Cromwell stepped out and gallantly helped her into the backseat. The chauffeur pulled down the other jump seat in which Cromwell, in a courtly manner, seated himself. “Miss Marion Morgan, may I present Mr. Eugene Butler. And you’ve met my sister Margaret,” he said, using her proper name.

“Miss Cromwell, a pleasure to see you again.” Marion’s tone was gracious but not exactly filled with warmth. “Likewise, Eugene,” Marion acknowledged sweetly with familiarity.

“You know each other?” asked Margaret in surprise.

“Eugene…Mr. Butler…took me to dinner some time ago.”

“Two years,” Butler said good-naturedly. “I failed to impress her. She spurned all my later invitations.”

“And advances,” Marion added, smiling.

“Ready for a hot night on the Barbary Coast?” asked Cromwell.

“It will be a new experience for me,” said Marion. “I’ve never had the courage to go there.”

“Remember the old song,” said Margaret:

    “The miners came in ’forty-nine,

    the whores in ’fifty-one.

    And when they got together,

    they produced the native son.”

Marion blushed and looked demurely at the carpet on the floor as the men laughed.

A few minutes later, Abner turned onto Pacific Street and drove through the heart of the Barbary Coast, named after the lair of the Barbary pirates of Morocco and Tunisia. Here was the home of gamblers, prostitutes, burglars, con men, drunks, derelicts, cutthroats, and murderers. It was all there, debauchery and degradation, poverty and wealth, misery and death.

The infamous coast boasted more than three hundred saloons, wall-to-wall, within six city blocks, fifty of them on Pacific Street alone. It existed because of crooked politicians who were bribed by the saloon, gambling house, and brothel owners. The reputable citizens of the city complained publicly about the den of iniquity but averted their eyes because they were secretly proud of the distinction that their fair city of San Francisco more than equaled Paris, which bore the enviable reputation as the wickedest city in the Western Hemisphere, as a carnival of vice and corruption.

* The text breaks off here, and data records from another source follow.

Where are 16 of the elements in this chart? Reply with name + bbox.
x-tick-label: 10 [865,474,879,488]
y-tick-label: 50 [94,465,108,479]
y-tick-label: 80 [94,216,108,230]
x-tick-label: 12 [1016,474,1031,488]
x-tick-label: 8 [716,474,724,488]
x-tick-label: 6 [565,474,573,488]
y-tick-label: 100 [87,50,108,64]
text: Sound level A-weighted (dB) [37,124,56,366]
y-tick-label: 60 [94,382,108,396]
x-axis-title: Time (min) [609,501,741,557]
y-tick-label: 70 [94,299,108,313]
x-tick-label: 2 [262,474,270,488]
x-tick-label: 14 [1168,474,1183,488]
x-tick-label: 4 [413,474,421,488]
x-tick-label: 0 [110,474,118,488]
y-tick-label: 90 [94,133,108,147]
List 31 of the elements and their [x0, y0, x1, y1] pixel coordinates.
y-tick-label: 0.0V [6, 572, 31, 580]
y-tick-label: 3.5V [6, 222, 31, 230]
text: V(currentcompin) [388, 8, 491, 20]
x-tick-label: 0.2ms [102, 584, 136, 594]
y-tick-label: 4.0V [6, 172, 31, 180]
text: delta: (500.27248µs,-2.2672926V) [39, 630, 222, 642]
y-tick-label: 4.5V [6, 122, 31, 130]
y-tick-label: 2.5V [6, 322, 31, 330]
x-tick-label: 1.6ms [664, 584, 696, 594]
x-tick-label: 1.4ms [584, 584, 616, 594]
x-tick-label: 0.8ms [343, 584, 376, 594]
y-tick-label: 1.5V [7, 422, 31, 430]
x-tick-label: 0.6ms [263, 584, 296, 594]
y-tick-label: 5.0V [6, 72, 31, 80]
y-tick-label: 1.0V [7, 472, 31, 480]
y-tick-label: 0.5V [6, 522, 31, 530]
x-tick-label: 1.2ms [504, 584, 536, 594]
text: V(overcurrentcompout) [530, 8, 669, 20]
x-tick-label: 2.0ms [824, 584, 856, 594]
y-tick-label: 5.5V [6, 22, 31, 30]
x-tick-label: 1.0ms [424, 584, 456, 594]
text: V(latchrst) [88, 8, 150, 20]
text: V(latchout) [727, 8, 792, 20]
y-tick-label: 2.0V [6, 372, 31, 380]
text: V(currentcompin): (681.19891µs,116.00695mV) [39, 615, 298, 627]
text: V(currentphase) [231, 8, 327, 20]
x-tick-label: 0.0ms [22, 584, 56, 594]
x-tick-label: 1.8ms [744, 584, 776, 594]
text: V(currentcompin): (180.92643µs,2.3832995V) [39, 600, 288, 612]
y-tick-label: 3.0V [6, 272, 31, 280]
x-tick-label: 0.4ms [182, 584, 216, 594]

And yet the Barbary Coast was glitzy and glamorous, with loads of ballyhoo and skulduggery, a veritable paradise for people of honest means to go slumming. The unsavory who ran the dens of sin—in most cases, men—relished seeing the swells from Nob Hill enter their establishments because they had no scruples charging them exorbitant prices for admission and liquor, usually thirty dollars for a bottle of champagne rather than the going rate of six to eight. Mixed drinks in most saloons were twenty-five cents and beer a dime.

Abner slipped the Rolls through the revelers wandering the street and pulled to a stop in front of a three-story building that served as a hotel upstairs—in reality, a brothel, called a cow yard, which housed fifty women in rooms, called cribs. The main floor was for gambling and drinking, while the downstairs basement had a stage for bawdy shows and a large wooden floor for dancing. They stepped from the car, with the men in the lead to shield the ladies, who stared with fascination at a flashy uniformed barker on the sidewalk.

“Step right into Spider Kelly’s, the finest drinking and dancing establishment on the coast. All are welcome, all will have the night of their lives. See the wildest show and the most beautiful girls to be found anywhere. See them kick their heels over their heads; see them sway in a manner that will shock and amaze you.”